К чести Изяслава надо заметить, что он покраснел за поведение сына. Проворчал, что совсем не это имел в виду, извинился за недоразумение и велел перенести торговую площадь подальше от своего дворца.
Он снова поселился в Киеве и с досадой наблюдал за тем, как Болеслав со своими поляками цинично злоупотреблял его гостеприимством. Вообще-то он их позвал для того, чтобы они прогнали Всеслава, а не для того, чтоб они навсегда поселились в русской столице. Изяслав и киевляне довольно долго и все настойчивее намекали польскому королю, что пора и честь знать. Наконец до него дошло. Он страшно разобиделся и ушел восвояси, чуть не захватив на обратной дороге Перемышль.
Вот тут бы и должна была начаться для Изяслава спокойная и благополучная жизнь. Врага победил, от назойливых друзей избавился, с братьями полная гармония и веник на веки веков. Да не тут-то было. Потрескивать стал веник. Не стало между братьями того доверия, что раньше было. В жизни ведь оно так: соврешь один раз, вроде бы для святого дела, а потом уж и всем словам доверия нет. Стали братья косо друг на друга поглядывать: кто их знает — Всеславу соврали, так может и братьям врут. Конечно, никто из них не хотел повторить судьбу Бориса и Глеба. Изяслав велел перезахоронить их в новой вышгородской церкви. Тогда же их и канонизировали. Ярославичи вместе несли гробы, а после церемонии устроили пышный пир и еще раз поклялись вечно хранить свой веник. Но поверили ли они сами собственным клятвам?
Как-то раз Всеволода разбудил стук в дверь. Брат Святослав приехал в гости. По-родственному, без приглашения. Войско во дворе поставил, а сам прямиком в спальню к брату.
— Здорово, Святослав, — говорит Всеволод. — Что это ты, на ночь глядя?

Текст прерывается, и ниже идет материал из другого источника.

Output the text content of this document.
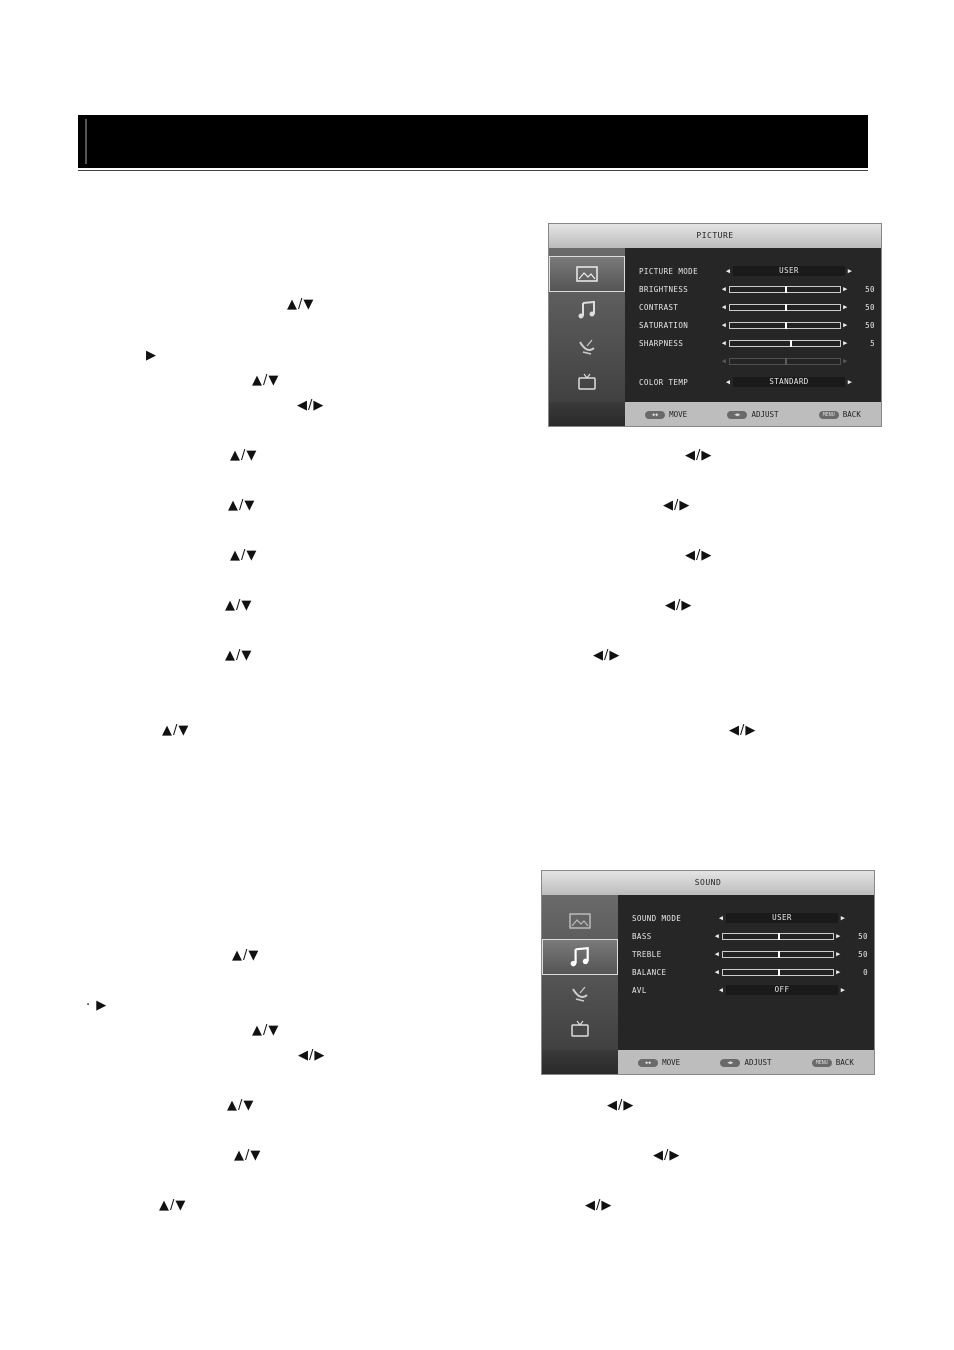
▲/▼
▶
▲/▼
◀/▶
▲/▼	◀/▶
▲/▼	◀/▶
▲/▼	◀/▶
▲/▼	◀/▶
▲/▼	◀/▶
▲/▼	◀/▶
▲/▼
· ▶
▲/▼
◀/▶
▲/▼	◀/▶
▲/▼	◀/▶
▲/▼	◀/▶
PICTURE
PICTURE MODE	◀	USER	▶
BRIGHTNESS	◀	▶	50
CONTRAST	◀	▶	50
SATURATION	◀	▶	50
SHARPNESS	◀	▶	5
◀	▶
COLOR TEMP	◀	STANDARD	▶
◆◆ MOVE	◀▶ ADJUST	MENU BACK
SOUND
SOUND MODE	◀	USER	▶
BASS	◀	▶	50
TREBLE	◀	▶	50
BALANCE	◀	▶	0
AVL	◀	OFF	▶
◆◆ MOVE	◀▶ ADJUST	MENU BACK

— Да вот, решил братца проведать. Хотел сказать, что люблю тебя по-прежнему. И клятву помню. Так что, если чего надо — скажи, помогу.
— Спасибо, брат. Вроде бы, все у меня и так в порядке. А ты чего руку за пазухой держишь?
— Живот что-то прихватило. Болит. А ты сам чего руку из-под подушки не вынимаешь?
— Да вот, отлежал — не шевелится. Но ты не подумай. Я ведь тоже клятву нашу помню. Мы ведь один веник. Правда?
— Конечно. А ты как думаешь, Изяслав тоже клятву помнит?
— Ясное дело.
— А это он тебе сам сказал?
— Да я как-то не спрашивал.
— Да? Ну ладно. Тогда я сам у него спрошу. Сейчас вот поеду и спрошу.
— Как это? Один поедешь?
— Отчего же один? Одному в наше время ездить нельзя. С дружиной поеду. А то ведь, кто его знает, вдруг на Киев враги напали, а тут я с дружиной — как раз и помогу.